A queste parole trasse un sospiro, e atteggiato a tristezza, rispose:
Poveri Italiani! Quanti tentativi non fanno eglino mai, e sempre inutilmente!
Stette silenzioso alcuni momenti, e riprese così:
Quanto mai amerei di conoscere Mazzini, Kossuth e Celsi!
Davvero?
soggiunsi io.
Sì, moltissimorispose con forza.
A questo mi balenò in mente, che m'avrebbe potuto essere di non lieve vantaggio nell'indicarmi una guida; e con quella cieca fiducia, che ebbi sempre negli istanti di pericolo, dissi:
Desiderate conoscere quei signori per vanità, ovvero per interesse alla causa che servono?
Per la causarispose egli; "anch'io sono patriota e repubblicano."

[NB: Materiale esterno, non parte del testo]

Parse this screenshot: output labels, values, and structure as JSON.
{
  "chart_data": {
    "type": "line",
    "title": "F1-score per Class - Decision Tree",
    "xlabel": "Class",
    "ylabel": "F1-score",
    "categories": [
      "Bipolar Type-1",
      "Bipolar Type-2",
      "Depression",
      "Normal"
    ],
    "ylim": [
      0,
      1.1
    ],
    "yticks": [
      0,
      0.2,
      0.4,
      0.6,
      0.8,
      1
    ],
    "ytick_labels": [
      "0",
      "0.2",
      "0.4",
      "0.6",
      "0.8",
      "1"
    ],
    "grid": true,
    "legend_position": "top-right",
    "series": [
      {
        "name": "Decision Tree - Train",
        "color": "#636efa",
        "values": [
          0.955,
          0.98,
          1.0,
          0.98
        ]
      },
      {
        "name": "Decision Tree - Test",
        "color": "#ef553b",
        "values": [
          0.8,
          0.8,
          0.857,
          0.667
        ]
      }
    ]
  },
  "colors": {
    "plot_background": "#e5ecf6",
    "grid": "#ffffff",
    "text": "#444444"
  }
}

Or bene, io sono Tito Celsi, fuggito poche ore fa dai gendarmi in St-Moritz. Se voi volete farmi arrestare, sta in vostro potere, ma voi nol farete: il vostro volto è l'espressione dell'onestà e della generosità; siete giovane e svizzero; e la gioventù ha raramente durezza di cuore, o pensieri gretti e traditori. Abbisogno di una guida, e voi potete procurarmela, se volete.
Il giovane Svizzero mi guardava fisamente, e in atto di molta sorpresa; alle ultime parole mi prese per la mano, me la strinse fortemente, e conobbi che aveva in lui un amico.
Prendemmo alcun cibo in fretta, c'intertenemmo sottovoce, e ci ritirammo in camera: volle che mi coricassi, e disse:
Domani alle tre verrò a svegliarvi colla guida; voi a nulla pensate; stanotte vi farò da sentinella
.
Indi prese congedo augurandomi la buona notte.
Quantunque io sentissi, che quel giovane non mi avrebbe certamente tradito, me ne stetti nondimeno sempre all'erta, e non chiusi, per così dire, un occhio.